Per anni si è discettato se Neapolis dovesse tornare tappa nobile del Grand tour di stampo ottocentesco, con i robusti siderurgici di Bagnoli riciclati in camerieri di lusso, o diventare avamposto di Dubai, piattaforma logistica per il Mediterraneo, merci, business, import-export, trasporti, investimenti, infrastrutture e quant'altro. Beh, il dubbio è sciolto: con la monnezza, addio Grand tour, e col porto raccontato da Roberto Saviano ti arrivano al massimo sigarette taroccate e giocattoli al piombo dal nuovo Impero Celeste. Scommessa persa, largo agli ammaestratori di serpenti? Insomma, non è detto. Non se parli con Giuseppe Errico, segretario della Camera del lavoro, ai tempi metalmeccanico all'Alfasud, un'impressionante somiglianza con Guglielmo Epifani: "Nell'area ovest c'è quel gioiellino della ricerca che è la Città della scienza, ma attorno non s'è costruito altro, a parte il vecchio pontile Italsider trasformato in passeggiata a mare. Nell'area est producono ancora e vanno bene sia l'Ansaldo trasporti sia la Whirlpool, ma del previsto Acquario si continua a parlare senza un solo passo avanti". Lui le risorse le vorrebbe concentrate sul recupero di attività industriali: "Mica possiamo costruire solo musei e ipermercati!".

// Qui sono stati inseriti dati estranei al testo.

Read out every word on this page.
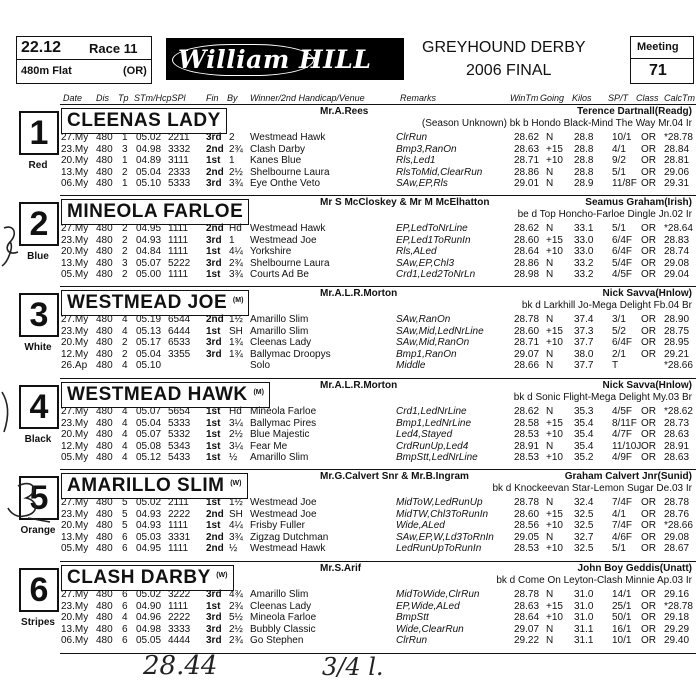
22.12 Race 11
480m Flat	(OR) William HILL	GREYHOUND DERBY
2006 FINAL
Meeting
71
Date Dis Tp STm/HcpSPl Fin By Winner/2nd Handicap/Venue	Remarks	WinTm Going Kilos SP/T Class CalcTm
1
Red
CLEENAS LADY	Mr.A.Rees	Terence Dartnall(Readg)
(Season Unknown) bk b Hondo Black-Mind The Way Mr.04 Ir
27.My 480 1 05.02 2211 3rd 2 Westmead Hawk	ClrRun	28.62 N 28.8 10/1 OR *28.78
23.My 480 3 04.98 3332 2nd 2¾ Clash Darby	Bmp3,RanOn	28.63 +15 28.8 4/1 OR 28.84
20.My 480 1 04.89 3111 1st 1 Kanes Blue	Rls,Led1	28.71 +10 28.8 9/2 OR 28.81
13.My 480 2 05.04 2333 2nd 2½ Shelbourne Laura	RlsToMid,ClearRun	28.86 N 28.8 5/1 OR 29.06
06.My 480 1 05.10 5333 3rd 3¾ Eye Onthe Veto	SAw,EP,Rls	29.01 N 28.9 11/8F OR 29.31
2
Blue
MINEOLA FARLOE	Mr S McCloskey & Mr M McElhatton	Seamus Graham(Irish)
be d Top Honcho-Farloe Dingle Jn.02 Ir
27.My 480 2 04.95 1111 2nd Hd Westmead Hawk	EP,LedToNrLine	28.62 N 33.1 5/1 OR *28.64
23.My 480 2 04.93 1111 3rd 1 Westmead Joe	EP,Led1ToRunIn	28.60 +15 33.0 6/4F OR 28.83
20.My 480 2 04.84 1111 1st 4¼ Yorkshire	Rls,ALed	28.64 +10 33.0 6/4F OR 28.74
13.My 480 3 05.07 5222 3rd 2¾ Shelbourne Laura	SAw,EP,Chl3	28.86 N 33.2 5/4F OR 29.08
05.My 480 2 05.00 1111 1st 3¾ Courts Ad Be	Crd1,Led2ToNrLn	28.98 N 33.2 4/5F OR 29.04
3
White
WESTMEAD JOE $^{(M)}$
Mr.A.L.R.Morton	Nick Savva(Hnlow)
bk d Larkhill Jo-Mega Delight Fb.04 Br
27.My 480 4 05.19 6544 2nd 1½ Amarillo Slim	SAw,RanOn	28.78 N 37.4 3/1 OR 28.90
23.My 480 4 05.13 6444 1st SH Amarillo Slim	SAw,Mid,LedNrLine	28.60 +15 37.3 5/2 OR 28.75
20.My 480 2 05.17 6533 3rd 1¾ Cleenas Lady	SAw,Mid,RanOn	28.71 +10 37.7 6/4F OR 28.95
12.My 480 2 05.04 3355 3rd 1¾ Ballymac Droopys	Bmp1,RanOn	29.07 N 38.0 2/1 OR 29.21
26.Ap 480 4 05.10	Solo	Middle	28.66 N 37.7 T	*28.66
4
Black
WESTMEAD HAWK $^{(M)}$
Mr.A.L.R.Morton	Nick Savva(Hnlow)
bk d Sonic Flight-Mega Delight My.03 Br
27.My 480 4 05.07 5654 1st Hd Mineola Farloe	Crd1,LedNrLine	28.62 N 35.3 4/5F OR *28.62
23.My 480 4 05.04 5333 1st 3¼ Ballymac Pires	Bmp1,LedNrLine	28.58 +15 35.4 8/11F OR 28.73
20.My 480 4 05.07 5332 1st 2½ Blue Majestic	Led4,Stayed	28.53 +10 35.4 4/7F OR 28.63
12.My 480 4 05.08 5343 1st 3¼ Fear Me	CrdRunUp,Led4	28.91 N 35.4 11/10J OR 28.91
05.My 480 4 05.12 5433 1st ½ Amarillo Slim	BmpStt,LedNrLine	28.53 +10 35.2 4/9F OR 28.63
5
Orange
AMARILLO SLIM $^{(W)}$
Mr.G.Calvert Snr & Mr.B.Ingram	Graham Calvert Jnr(Sunid)
bk d Knockeevan Star-Lemon Sugar De.03 Ir
27.My 480 5 05.02 2111 1st 1½ Westmead Joe	MidToW,LedRunUp	28.78 N 32.4 7/4F OR 28.78
23.My 480 5 04.93 2222 2nd SH Westmead Joe	MidTW,Chl3ToRunIn	28.60 +15 32.5 4/1 OR 28.76
20.My 480 5 04.93 1111 1st 4¼ Frisby Fuller	Wide,ALed	28.56 +10 32.5 7/4F OR *28.66
13.My 480 6 05.03 3331 2nd 3¾ Zigzag Dutchman	SAw,EP,W,Ld3ToRnIn 29.05 N 32.7 4/6F OR 29.08
05.My 480 6 04.95 1111 2nd ½ Westmead Hawk	LedRunUpToRunIn	28.53 +10 32.5 5/1 OR 28.67
6
Stripes
CLASH DARBY $^{(W)}$
Mr.S.Arif	John Boy Geddis(Unatt)
bk d Come On Leyton-Clash Minnie Ap.03 Ir
27.My 480 6 05.02 3222 3rd 4¾ Amarillo Slim	MidToWide,ClrRun	28.78 N 31.0 14/1 OR 29.16
23.My 480 6 04.90 1111 1st 2¾ Cleenas Lady	EP,Wide,ALed	28.63 +15 31.0 25/1 OR *28.78
20.My 480 4 04.96 2222 3rd 5½ Mineola Farloe	BmpStt	28.64 +10 31.0 50/1 OR 29.18
13.My 480 6 04.98 3333 3rd 2½ Bubbly Classic	Wide,ClearRun	29.07 N 31.1 16/1 OR 29.29
06.My 480 6 05.05 4444 3rd 2¾ Go Stephen	ClrRun	29.22 N 31.1 10/1 OR 29.40
28.44	3/4 l.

Acquario e parco marino, bonifica dell'area degli impianti petroliferi Q8, Città della musica a Bagnoli, linea 6 del Metro dopo i buoni passi avanti sulle linee 1 e 2: se una cosa non manca mai a Napoli sono i progetti. Questa città, anche nei periodi più neri, è sempre campata di futuro: come appesa a un domani immaginato, studiato, preparato, qualche volta anche realizzato. Ora invece è come azzoppata. Enzo Gragnaniello (famosissima la sua 'Cu' mmè'), lui che, corrisposto dalle folle, la città l'ha cantata e musicata sempre d'istinto, oggi la descrive come "un televisore fuori sintonia, che distorce immagini e suoni, volti e parole, e li rende irriconoscibili, incomprensibili. Quando mai i napoletani hanno avuto paura di non farcela, si sono sentiti dei perdenti? Ora sono pieni di ansie e paure: così mi dicono quando mi fermano in strada".

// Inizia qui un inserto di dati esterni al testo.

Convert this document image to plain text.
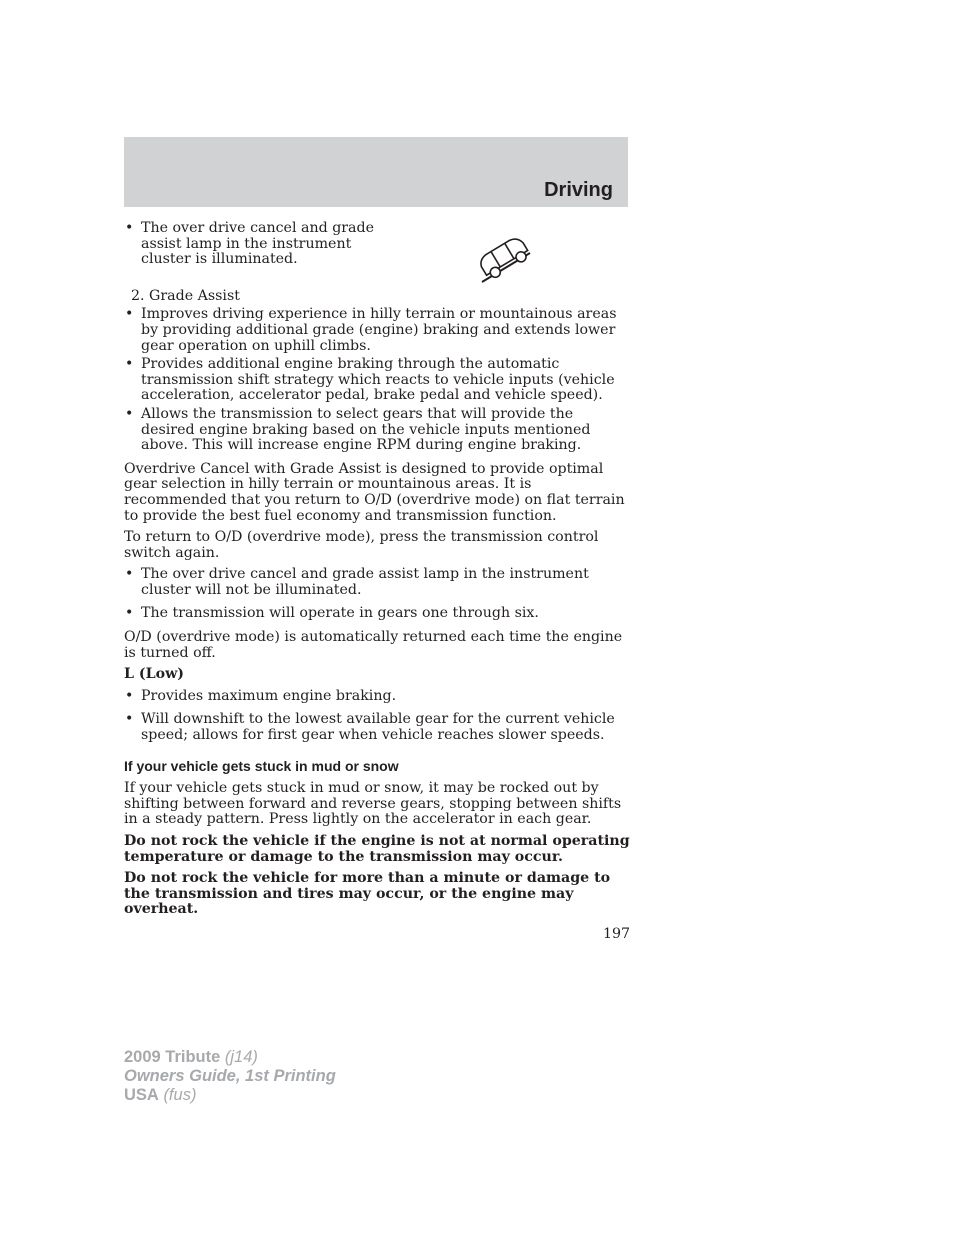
Driving
• The over drive cancel and grade assist lamp in the instrument cluster is illuminated.
2. Grade Assist
• Improves driving experience in hilly terrain or mountainous areas by providing additional grade (engine) braking and extends lower gear operation on uphill climbs.
• Provides additional engine braking through the automatic transmission shift strategy which reacts to vehicle inputs (vehicle acceleration, accelerator pedal, brake pedal and vehicle speed).
• Allows the transmission to select gears that will provide the desired engine braking based on the vehicle inputs mentioned above. This will increase engine RPM during engine braking.

Overdrive Cancel with Grade Assist is designed to provide optimal gear selection in hilly terrain or mountainous areas. It is recommended that you return to O/D (overdrive mode) on flat terrain to provide the best fuel economy and transmission function.

To return to O/D (overdrive mode), press the transmission control switch again.

• The over drive cancel and grade assist lamp in the instrument cluster will not be illuminated.
• The transmission will operate in gears one through six.

O/D (overdrive mode) is automatically returned each time the engine is turned off.

L (Low)

• Provides maximum engine braking.
• Will downshift to the lowest available gear for the current vehicle speed; allows for first gear when vehicle reaches slower speeds.
If your vehicle gets stuck in mud or snow

If your vehicle gets stuck in mud or snow, it may be rocked out by shifting between forward and reverse gears, stopping between shifts in a steady pattern. Press lightly on the accelerator in each gear.

Do not rock the vehicle if the engine is not at normal operating temperature or damage to the transmission may occur.

Do not rock the vehicle for more than a minute or damage to the transmission and tires may occur, or the engine may overheat.

197
2009 Tribute (j14)
Owners Guide, 1st Printing
USA (fus)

Sarà che l'ansia si placa con lo shopping, ma tutto questo crollo dei consumi non si vede, almeno non più che altrove. Via dei Mille e via Chiaia assicurano il lusso alle signore con solide carte di credito, e via Toledo veste non senza gusto le ragazzine che a migliaia tengono sul display del cellulare la foto del bello di turno: Cosimo Di Lauro, figlio di Ciruzzo 'o milionario boss di Secondigliano, chioma liscia e faccia da duro di Hollywood immortalato il 20 gennaio quando i carabinieri gli misero le manette (vedere box qui sotto). Il 1 maggio i vigili urbani sono in sciopero, ma non è che gli altri giorni ti accorgi tanto di più della loro esistenza; né, in generale, di quella del Comune, visto che il grosso dei soldi li gestisce la Regione di Bassolino, ieri santo oggi 'mariuolo'. Il sangue dell'altro beato, san Gennaro, si scioglie come sempre sabato 3 sull'altare del Duomo nell'ampolla sollevata dal cardinale Crescenzio Sepe che tuona contro il fallimento di "una politica tramortita e senza etica, resa sterile dai suoi stessi vizi".

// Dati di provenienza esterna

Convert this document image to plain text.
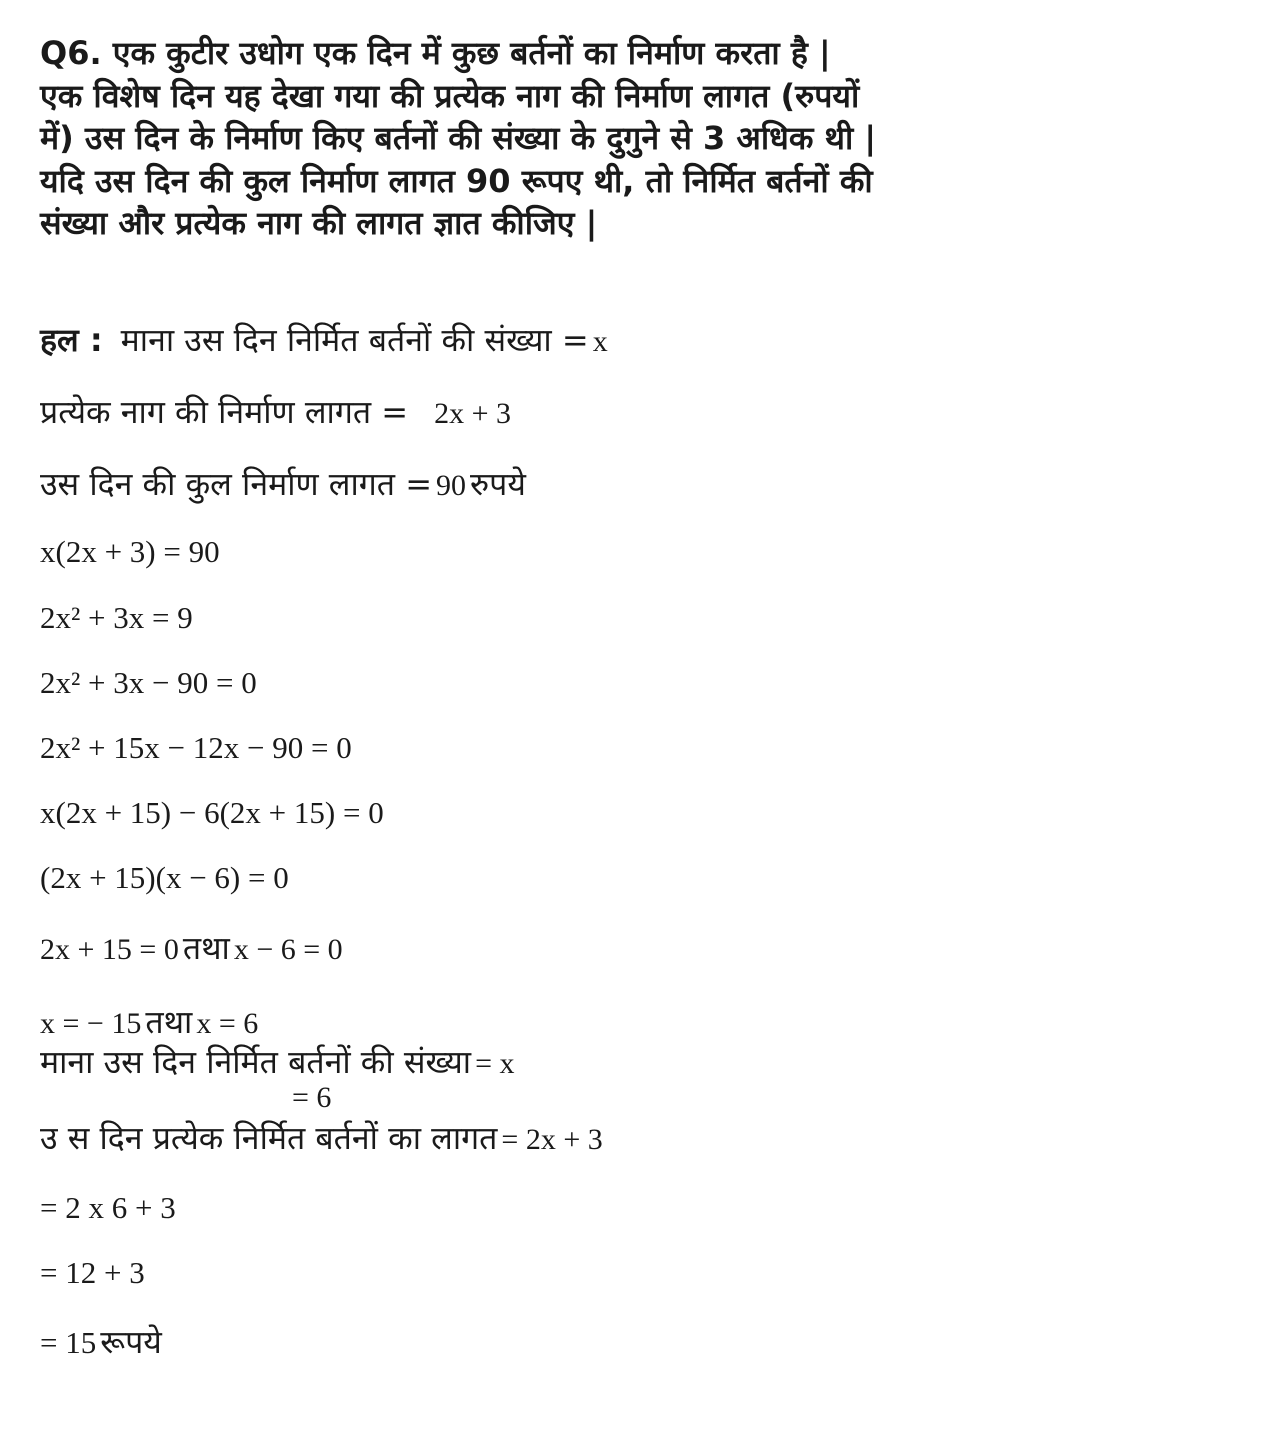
Q6. एक कुटीर उधोग एक दिन में कुछ बर्तनों का निर्माण करता है | एक विशेष दिन यह देखा गया की प्रत्येक नाग की निर्माण लागत (रुपयों में) उस दिन के निर्माण किए बर्तनों की संख्या के दुगुने से 3 अधिक थी | यदि उस दिन की कुल निर्माण लागत 90 रूपए थी, तो निर्मित बर्तनों की संख्या और प्रत्येक नाग की लागत ज्ञात कीजिए |

हल : माना उस दिन निर्मित बर्तनों की संख्या = x
प्रत्येक नाग की निर्माण लागत = 2x + 3
उस दिन की कुल निर्माण लागत = 90 रुपये
x(2x + 3) = 90
2x² + 3x = 9
2x² + 3x − 90 = 0
2x² + 15x − 12x − 90 = 0
x(2x + 15) − 6(2x + 15) = 0
(2x + 15)(x − 6) = 0
2x + 15 = 0 तथा x − 6 = 0
x = − 15 तथा x = 6
माना उस दिन निर्मित बर्तनों की संख्या = x
= 6
उ स दिन प्रत्येक निर्मित बर्तनों का लागत = 2x + 3
= 2 x 6 + 3
= 12 + 3
= 15 रूपये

Non è il primo appello del genere. Anzi. Il cardinale è un interventista, un combattente, un leader. Alieno dalle untuosità di certo linguaggio ecclesiastico, dice e fa quello che ci si aspetterebbe dai politici, come l'appello ai camorristi a consegnare in chiesa le armi. Ha finito per diventare punto di riferimento, volto del potere: nel senso di uno che può. E la percezione del potere si porta dietro le sue rogne: ai primi d'aprile, invece dei soliti uffici comunali, è la secentesca basilica di Santa Maria del Carmine che hanno occupato gli sfrattati di Melito, brande tra i banchi e fornello a gas sull'altare. Sgomberata dalla polizia il 26 aprile, il Carmine ospita di nuovo caotici matrimoni con scollatissime signore. Scollati anche i marmi nella prima cappella: un giorno forse, come Napoli, qualcuno li rimetterà a posto.